CODEX images were segmented and analyzed using VTEA version 1.0.375. Cell clusters were identified using unsupervised Ward clustering and dimensionality reduction visualization using t-distributed stochastic neighborhood embedding (t-SNE). The identity of the cell clusters was verified by plotting their mean intensities for specific makers (Supplementary Table 3) using violin plots and heatmaps for visualization, and directly mapping the cell clusters on the image volumes using nuclear overlays (Fig. 2). Based on this schema, epithelial cells (e.g. collecting duct and thin limbs, with appropriate morphology by cell mapping and high expression of epithelial cell markers and lacking immune and endothelial cells), immune cells (mapping to interstitium and high expression of immune cell markers, the subtypes of which is based on cell type-specific marker, e.g. T cells are CD3 + ), endothelial cells (mapping to interstitium and positive for CD31) and stromal cells (mapping to interstitium and high level of expression of fibroblast or myofibroblast markers) were identified (Fig. 2, Supplementary Figs. 7 and 8). The sensitivity and specificity of CODEX analysis were determined for the detection of collecting duct cells in the specimen used as described for 3D tissue cytometry (above), and were 100% and 87%, respectively.

ELISA and urine collection

Urine samples were collected from patients with a history of CaOx stone formation (non-active stone formers), from CaOx stone patients immediately before undergoing surgery for stone removal (active stone formers) or from non-stone formers as described above. The urine samples were immediately frozen at −80 °C. At the time of analysis, samples were thawed and cleared by centrifugation for 5 minutes at 1000xg and assayed for urine MMP7 and MMP9 by ELISA according to manufacturer’s instructions (R&D Systems, DMP700/DMP900, Minneapolis, MN). Urine creatinine was used to normalize MMP7 and MMP9 levels between non-active, active, and non-stone formers.

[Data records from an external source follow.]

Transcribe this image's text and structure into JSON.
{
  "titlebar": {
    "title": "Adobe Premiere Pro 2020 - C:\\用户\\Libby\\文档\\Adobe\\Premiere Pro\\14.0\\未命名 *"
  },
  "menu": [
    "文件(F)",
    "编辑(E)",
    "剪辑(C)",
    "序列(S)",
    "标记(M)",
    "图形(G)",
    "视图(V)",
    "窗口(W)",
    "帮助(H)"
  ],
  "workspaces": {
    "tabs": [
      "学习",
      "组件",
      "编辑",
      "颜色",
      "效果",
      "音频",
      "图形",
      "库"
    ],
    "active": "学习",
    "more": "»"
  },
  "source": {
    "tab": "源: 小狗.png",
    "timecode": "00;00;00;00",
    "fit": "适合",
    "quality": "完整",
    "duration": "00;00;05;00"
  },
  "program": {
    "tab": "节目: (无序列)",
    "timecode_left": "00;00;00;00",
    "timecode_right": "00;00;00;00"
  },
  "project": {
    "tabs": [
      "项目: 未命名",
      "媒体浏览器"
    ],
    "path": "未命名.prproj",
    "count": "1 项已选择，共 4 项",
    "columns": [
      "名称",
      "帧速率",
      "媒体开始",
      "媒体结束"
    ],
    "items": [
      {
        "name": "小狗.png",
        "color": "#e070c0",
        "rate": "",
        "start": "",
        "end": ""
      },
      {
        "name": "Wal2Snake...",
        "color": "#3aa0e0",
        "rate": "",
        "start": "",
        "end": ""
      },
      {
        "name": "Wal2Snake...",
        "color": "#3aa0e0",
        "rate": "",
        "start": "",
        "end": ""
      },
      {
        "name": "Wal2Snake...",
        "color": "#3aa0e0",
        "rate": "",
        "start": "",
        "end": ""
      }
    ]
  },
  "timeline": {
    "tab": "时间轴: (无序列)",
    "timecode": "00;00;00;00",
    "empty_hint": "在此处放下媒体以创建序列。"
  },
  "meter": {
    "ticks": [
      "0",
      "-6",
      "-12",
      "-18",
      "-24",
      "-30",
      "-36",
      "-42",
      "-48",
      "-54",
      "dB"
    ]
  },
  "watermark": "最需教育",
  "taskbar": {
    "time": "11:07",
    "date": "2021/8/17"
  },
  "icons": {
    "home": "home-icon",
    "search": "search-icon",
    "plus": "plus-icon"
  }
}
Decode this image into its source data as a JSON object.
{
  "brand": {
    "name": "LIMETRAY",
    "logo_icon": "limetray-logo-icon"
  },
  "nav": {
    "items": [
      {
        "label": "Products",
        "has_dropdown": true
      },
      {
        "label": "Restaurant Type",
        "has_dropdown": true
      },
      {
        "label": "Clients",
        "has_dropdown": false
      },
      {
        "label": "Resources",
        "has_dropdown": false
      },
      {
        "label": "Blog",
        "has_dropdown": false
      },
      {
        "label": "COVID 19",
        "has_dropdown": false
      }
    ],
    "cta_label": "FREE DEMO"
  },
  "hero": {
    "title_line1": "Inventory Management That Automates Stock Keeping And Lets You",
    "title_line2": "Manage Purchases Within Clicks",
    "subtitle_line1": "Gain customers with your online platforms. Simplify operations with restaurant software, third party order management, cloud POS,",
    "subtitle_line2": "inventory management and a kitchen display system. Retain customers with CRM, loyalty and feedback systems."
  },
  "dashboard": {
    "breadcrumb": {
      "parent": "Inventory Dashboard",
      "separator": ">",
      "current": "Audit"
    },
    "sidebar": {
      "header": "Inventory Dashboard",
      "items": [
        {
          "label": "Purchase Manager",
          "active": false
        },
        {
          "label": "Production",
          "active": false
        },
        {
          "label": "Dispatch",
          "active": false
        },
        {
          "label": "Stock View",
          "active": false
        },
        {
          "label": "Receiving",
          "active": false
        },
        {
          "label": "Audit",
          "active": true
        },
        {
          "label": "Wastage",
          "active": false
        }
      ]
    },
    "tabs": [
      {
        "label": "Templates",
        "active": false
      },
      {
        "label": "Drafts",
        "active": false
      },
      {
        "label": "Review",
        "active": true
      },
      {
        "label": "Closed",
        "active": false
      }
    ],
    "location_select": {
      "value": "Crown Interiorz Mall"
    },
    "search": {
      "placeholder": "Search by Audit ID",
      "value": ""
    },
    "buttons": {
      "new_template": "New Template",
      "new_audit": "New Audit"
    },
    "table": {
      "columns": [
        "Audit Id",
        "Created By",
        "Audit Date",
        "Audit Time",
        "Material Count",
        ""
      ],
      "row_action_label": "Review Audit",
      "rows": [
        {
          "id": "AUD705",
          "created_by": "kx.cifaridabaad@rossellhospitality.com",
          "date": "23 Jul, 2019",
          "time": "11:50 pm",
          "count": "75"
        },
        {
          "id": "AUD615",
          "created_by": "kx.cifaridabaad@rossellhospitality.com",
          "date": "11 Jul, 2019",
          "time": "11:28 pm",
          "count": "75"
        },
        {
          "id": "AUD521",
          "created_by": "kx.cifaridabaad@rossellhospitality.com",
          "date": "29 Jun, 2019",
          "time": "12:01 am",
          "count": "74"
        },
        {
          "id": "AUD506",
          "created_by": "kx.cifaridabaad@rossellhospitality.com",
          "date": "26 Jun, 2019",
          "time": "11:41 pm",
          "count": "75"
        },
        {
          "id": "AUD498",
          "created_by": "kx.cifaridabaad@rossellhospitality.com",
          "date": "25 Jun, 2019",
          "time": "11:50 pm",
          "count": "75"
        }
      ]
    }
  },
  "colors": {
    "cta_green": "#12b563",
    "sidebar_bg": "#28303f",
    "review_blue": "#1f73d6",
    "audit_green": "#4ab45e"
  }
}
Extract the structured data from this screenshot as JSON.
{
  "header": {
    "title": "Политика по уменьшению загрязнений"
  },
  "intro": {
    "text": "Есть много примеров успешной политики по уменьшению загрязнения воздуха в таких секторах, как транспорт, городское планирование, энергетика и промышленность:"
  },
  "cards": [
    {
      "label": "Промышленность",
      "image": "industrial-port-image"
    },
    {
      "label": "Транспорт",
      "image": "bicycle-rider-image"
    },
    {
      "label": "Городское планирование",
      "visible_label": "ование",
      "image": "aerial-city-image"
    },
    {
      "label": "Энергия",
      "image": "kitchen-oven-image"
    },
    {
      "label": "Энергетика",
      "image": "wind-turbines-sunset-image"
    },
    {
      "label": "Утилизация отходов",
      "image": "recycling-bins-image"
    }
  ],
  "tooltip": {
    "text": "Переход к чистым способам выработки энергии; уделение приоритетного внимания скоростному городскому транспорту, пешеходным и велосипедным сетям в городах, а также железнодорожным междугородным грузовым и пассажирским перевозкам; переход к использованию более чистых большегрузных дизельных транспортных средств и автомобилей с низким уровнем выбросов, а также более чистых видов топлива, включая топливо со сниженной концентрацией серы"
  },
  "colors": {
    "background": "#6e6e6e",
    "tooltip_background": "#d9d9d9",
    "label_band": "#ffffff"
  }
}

Statistics and reproducibility

Statistics used within transcriptomics analyses are described above using R. For the imaging data, unless otherwise specified, statistical analysis and graphing were done using GraphPad Prism. For each figure, the statistical test used is specified in the text of the figure legend. Generally, for normally distributed samples, a student’s t-test was used to compare the means, and an F-test was performed to ascertain the equality of variances. Urine levels of MMP7 and MMP9 were compared using ANOVA with the Tukey-Kramer post hoc test using JMP software. Because of the nature of the experiments and the rarity of the specimens involved, all the experimental data is presented in the figures, supplementary information, and source data. Replicates, when shown, are biological. For each specimen, we specified in Supplemental Table 2, in which figure it was used.

Reporting summary

Further information on research design is available in the Nature Portfolio Reporting Summary linked to this article.